Myth-Busting: On-premise storage safer than the cloud?

With traditional IT, enterprise data storage and technology capabilities were all housed on-site. Your company purchased the hardware and software necessary to meet the technology needs of the business and hired IT personnel to take care of any changes/upgrades. These personnel would also troubleshoot anything that went wrong.
Now, there is a (not-so-) new kid in town: The Cloud. The core difference between the traditional approach and cloud hosting is location. Cloud services are hosted off-site and employees at your company access the programs they need via Internet connection.
When it comes to IT security, cloud computing had a rocky start. It created new security holes and blind spots that were not previously a concern with on-premise systems. This was worsened by the fact that many companies assumed the cloud was fool-proof, and they could rely on complete safety with no questions asked.
Those IT management issues were “out of sight and out of mind.” The subsequent breaches that resulted led to many business owners hesitating to put any faith in cloud storage.
Our response to those nay-sayers?
The truth is that as with any type of technology, the level of security is what you make it.

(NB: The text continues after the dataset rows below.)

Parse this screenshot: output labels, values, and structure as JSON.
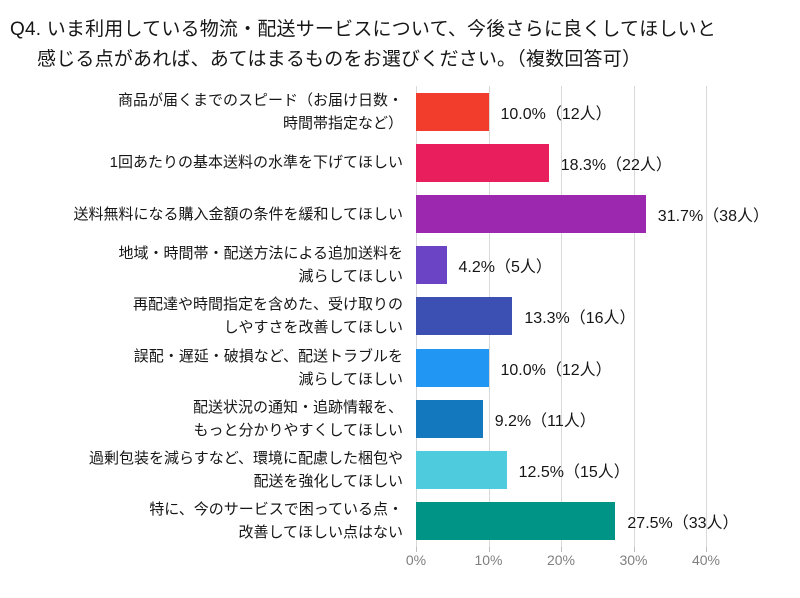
{
  "title": {
    "lines": [
      "Q4. いま利用している物流・配送サービスについて、今後さらに良くしてほしいと",
      "感じる点があれば、あてはまるものをお選びください。（複数回答可）"
    ]
  },
  "chart_data": {
    "type": "bar",
    "orientation": "horizontal",
    "title": "Q4. いま利用している物流・配送サービスについて、今後さらに良くしてほしいと感じる点があれば、あてはまるものをお選びください。（複数回答可）",
    "categories": [
      "商品が届くまでのスピード（お届け日数・\n時間帯指定など）",
      "1回あたりの基本送料の水準を下げてほしい",
      "送料無料になる購入金額の条件を緩和してほしい",
      "地域・時間帯・配送方法による追加送料を\n減らしてほしい",
      "再配達や時間指定を含めた、受け取りの\nしやすさを改善してほしい",
      "誤配・遅延・破損など、配送トラブルを\n減らしてほしい",
      "配送状況の通知・追跡情報を、\nもっと分かりやすくしてほしい",
      "過剰包装を減らすなど、環境に配慮した梱包や\n配送を強化してほしい",
      "特に、今のサービスで困っている点・\n改善してほしい点はない"
    ],
    "values": [
      10.0,
      18.3,
      31.7,
      4.2,
      13.3,
      10.0,
      9.2,
      12.5,
      27.5
    ],
    "counts": [
      12,
      22,
      38,
      5,
      16,
      12,
      11,
      15,
      33
    ],
    "value_labels": [
      "10.0%（12人）",
      "18.3%（22人）",
      "31.7%（38人）",
      "4.2%（5人）",
      "13.3%（16人）",
      "10.0%（12人）",
      "9.2%（11人）",
      "12.5%（15人）",
      "27.5%（33人）"
    ],
    "bar_colors": [
      "#f23d2c",
      "#e91e5c",
      "#9c28b0",
      "#6a44c4",
      "#3c50b4",
      "#2196f3",
      "#1478be",
      "#4ecbdd",
      "#009487"
    ],
    "xlabel": "",
    "ylabel": "",
    "xlim": [
      0,
      40
    ],
    "x_ticks": [
      "0%",
      "10%",
      "20%",
      "30%",
      "40%"
    ],
    "x_tick_values": [
      0,
      10,
      20,
      30,
      40
    ],
    "grid": true,
    "legend": false,
    "gridline_color": "#d9d9d9"
  }
}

The cloud isn’t innately more or less safe than an on-premise server. In our experience, security depends more on the procedures in place than the location of the data itself.
For this reason, it is critical to start the cloud conversation for each client with clarification as to what cloud storage actually is; their enterprise’s role in managing the cloud; and security measures necessary to keep all of their data safe. This conversation includes educating them about the many features that many cloud vendors now provide in the area of security. Here are a few:
Encryption Certificate & Key Management
Encryption is an increasingly important part of any enterprise environment that moves data beyond traditional security borders. Companies like Venafi offer a complete certificate and key management system to enterprises seeking to encrypt all cloud traffic. This includes keeping track of keys and certificate expiration dates in addition to system-level scanning to identify lost or forgotten keys and certificates all the way out and into the cloud.

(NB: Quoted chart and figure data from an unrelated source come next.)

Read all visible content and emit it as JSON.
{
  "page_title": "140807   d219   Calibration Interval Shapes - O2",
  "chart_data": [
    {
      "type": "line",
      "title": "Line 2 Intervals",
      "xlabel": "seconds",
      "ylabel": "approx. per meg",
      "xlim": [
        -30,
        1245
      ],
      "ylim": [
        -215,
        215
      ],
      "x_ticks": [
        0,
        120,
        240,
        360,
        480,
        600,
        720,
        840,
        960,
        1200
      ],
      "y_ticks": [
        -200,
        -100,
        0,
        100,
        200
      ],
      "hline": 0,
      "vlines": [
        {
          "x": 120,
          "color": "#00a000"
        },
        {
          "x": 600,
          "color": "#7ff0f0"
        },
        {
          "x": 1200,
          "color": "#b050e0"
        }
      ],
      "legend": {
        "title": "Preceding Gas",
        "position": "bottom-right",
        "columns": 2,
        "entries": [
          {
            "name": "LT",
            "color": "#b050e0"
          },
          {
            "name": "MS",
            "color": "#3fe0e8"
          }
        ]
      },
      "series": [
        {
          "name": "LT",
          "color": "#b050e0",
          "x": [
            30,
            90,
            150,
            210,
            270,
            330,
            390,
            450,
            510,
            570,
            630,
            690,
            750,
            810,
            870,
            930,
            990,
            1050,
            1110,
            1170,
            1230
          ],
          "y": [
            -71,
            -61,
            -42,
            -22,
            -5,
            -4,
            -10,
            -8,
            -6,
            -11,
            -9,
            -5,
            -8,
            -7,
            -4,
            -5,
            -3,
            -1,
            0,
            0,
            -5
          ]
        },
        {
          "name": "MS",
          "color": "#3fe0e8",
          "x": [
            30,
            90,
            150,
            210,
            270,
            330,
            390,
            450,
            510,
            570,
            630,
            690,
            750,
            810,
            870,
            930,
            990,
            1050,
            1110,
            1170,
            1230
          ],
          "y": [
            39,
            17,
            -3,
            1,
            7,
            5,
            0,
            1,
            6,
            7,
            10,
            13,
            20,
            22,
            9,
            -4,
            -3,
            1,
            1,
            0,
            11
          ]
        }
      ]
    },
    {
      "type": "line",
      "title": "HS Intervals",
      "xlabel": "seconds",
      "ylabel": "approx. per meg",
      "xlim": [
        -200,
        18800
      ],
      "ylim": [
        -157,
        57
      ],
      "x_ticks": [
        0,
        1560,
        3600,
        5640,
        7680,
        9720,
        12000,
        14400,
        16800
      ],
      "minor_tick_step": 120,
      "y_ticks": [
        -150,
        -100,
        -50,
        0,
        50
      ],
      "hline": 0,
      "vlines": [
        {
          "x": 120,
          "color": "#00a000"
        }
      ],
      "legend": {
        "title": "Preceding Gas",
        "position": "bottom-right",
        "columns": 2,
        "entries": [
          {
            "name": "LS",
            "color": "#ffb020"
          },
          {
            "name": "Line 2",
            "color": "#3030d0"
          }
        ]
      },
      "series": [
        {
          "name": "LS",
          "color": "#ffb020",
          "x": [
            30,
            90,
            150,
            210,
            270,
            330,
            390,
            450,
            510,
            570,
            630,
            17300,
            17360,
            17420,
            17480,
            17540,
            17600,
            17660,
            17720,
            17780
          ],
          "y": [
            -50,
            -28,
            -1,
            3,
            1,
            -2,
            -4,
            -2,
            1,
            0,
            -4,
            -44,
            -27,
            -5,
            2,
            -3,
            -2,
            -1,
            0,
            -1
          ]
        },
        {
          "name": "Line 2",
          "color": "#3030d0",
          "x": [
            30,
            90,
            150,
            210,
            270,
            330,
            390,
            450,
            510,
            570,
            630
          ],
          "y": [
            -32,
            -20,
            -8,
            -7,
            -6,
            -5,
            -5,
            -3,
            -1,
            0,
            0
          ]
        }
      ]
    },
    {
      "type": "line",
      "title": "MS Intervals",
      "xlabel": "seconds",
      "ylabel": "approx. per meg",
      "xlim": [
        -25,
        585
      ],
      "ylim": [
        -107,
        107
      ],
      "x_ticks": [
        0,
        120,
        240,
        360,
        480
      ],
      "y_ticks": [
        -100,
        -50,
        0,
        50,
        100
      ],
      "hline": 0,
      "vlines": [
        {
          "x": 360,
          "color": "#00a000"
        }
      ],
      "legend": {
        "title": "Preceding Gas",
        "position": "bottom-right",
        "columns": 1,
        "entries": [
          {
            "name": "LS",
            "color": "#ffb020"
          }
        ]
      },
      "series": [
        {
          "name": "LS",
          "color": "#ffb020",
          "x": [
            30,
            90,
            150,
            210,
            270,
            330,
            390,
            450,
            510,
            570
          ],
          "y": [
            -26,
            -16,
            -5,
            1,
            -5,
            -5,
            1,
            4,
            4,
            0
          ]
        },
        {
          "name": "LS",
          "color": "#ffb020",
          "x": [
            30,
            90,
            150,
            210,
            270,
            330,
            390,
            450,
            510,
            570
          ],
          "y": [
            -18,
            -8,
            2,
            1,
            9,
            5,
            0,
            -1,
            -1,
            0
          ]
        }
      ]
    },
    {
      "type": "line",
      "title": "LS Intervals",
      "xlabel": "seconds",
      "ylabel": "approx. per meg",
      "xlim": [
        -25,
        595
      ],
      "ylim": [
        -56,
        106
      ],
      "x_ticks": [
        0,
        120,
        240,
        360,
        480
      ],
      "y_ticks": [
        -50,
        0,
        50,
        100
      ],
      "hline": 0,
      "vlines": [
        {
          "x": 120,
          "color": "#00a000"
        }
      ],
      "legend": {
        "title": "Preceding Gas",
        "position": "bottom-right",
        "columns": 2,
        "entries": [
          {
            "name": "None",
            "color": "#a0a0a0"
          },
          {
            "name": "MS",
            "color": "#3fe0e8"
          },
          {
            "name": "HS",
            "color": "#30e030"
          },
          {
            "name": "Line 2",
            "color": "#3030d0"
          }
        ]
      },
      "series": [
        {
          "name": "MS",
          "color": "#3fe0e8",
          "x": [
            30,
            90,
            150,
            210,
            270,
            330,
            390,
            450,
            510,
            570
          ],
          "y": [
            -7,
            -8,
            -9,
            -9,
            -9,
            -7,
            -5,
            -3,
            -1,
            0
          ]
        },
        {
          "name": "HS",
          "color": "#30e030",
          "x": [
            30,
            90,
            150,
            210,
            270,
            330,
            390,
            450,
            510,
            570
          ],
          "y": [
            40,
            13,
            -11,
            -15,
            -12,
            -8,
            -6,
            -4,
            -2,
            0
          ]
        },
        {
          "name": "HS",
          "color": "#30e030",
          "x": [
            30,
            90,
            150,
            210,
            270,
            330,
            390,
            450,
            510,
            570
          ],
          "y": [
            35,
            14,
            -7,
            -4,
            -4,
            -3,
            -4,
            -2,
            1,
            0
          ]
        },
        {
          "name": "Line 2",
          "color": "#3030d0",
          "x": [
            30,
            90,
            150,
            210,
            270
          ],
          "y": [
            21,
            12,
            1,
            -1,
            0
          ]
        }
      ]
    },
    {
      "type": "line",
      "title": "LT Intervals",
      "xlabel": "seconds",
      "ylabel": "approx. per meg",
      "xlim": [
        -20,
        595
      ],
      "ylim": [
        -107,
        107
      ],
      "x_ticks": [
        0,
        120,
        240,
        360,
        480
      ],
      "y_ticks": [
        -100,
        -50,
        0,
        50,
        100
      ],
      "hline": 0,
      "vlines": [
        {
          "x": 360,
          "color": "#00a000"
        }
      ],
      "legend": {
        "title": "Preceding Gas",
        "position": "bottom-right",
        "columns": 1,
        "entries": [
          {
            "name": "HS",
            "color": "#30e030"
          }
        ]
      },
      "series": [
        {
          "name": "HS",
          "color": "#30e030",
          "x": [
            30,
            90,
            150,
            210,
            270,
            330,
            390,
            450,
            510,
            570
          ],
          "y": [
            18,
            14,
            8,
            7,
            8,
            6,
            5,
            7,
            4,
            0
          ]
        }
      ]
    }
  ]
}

Self-Healing, Retroactive Malware Protection
Thanks to big data security aggregators in the cloud, it is now much more feasible to stop malware before it infiltrates an enterprise’s data… and repair damage after the fact if it’s not caught. When malware breaches are discovered, this information can also be used to identify and revert any file changes that the malware made.
End-To-End Visibility
Thanks to cloud software-defined networking (SDN) advancements, blind spots that were initially the bane of cloud security’s existence are a significantly less threat. SDN can overlay the complexity of cloud networks to create a virtual network that is easier to manage, allowing your IT admins to see across your network and control data flows and security policies as they see fit. This provides improved security posturing, accelerated incident response, and an enhanced understanding of where enterprise data actually is while it resides in the cloud.
When you consider the amount that Amazon, Microsoft, Google, IBM, VMware, and other cloud service vendors spend on these security features, it far exceeds the amount that most small or medium enterprises could afford themselves. Even with these (and other) features securing the cloud, your IT team will still need to manage access, set up rights and restrictions, and monitor data usage when you move to the cloud.
Providers won’t write your security policy for you, and it is critical to take ownership of your data and its safety. However, your load will be significantly lighter and your headaches will be significantly fewer.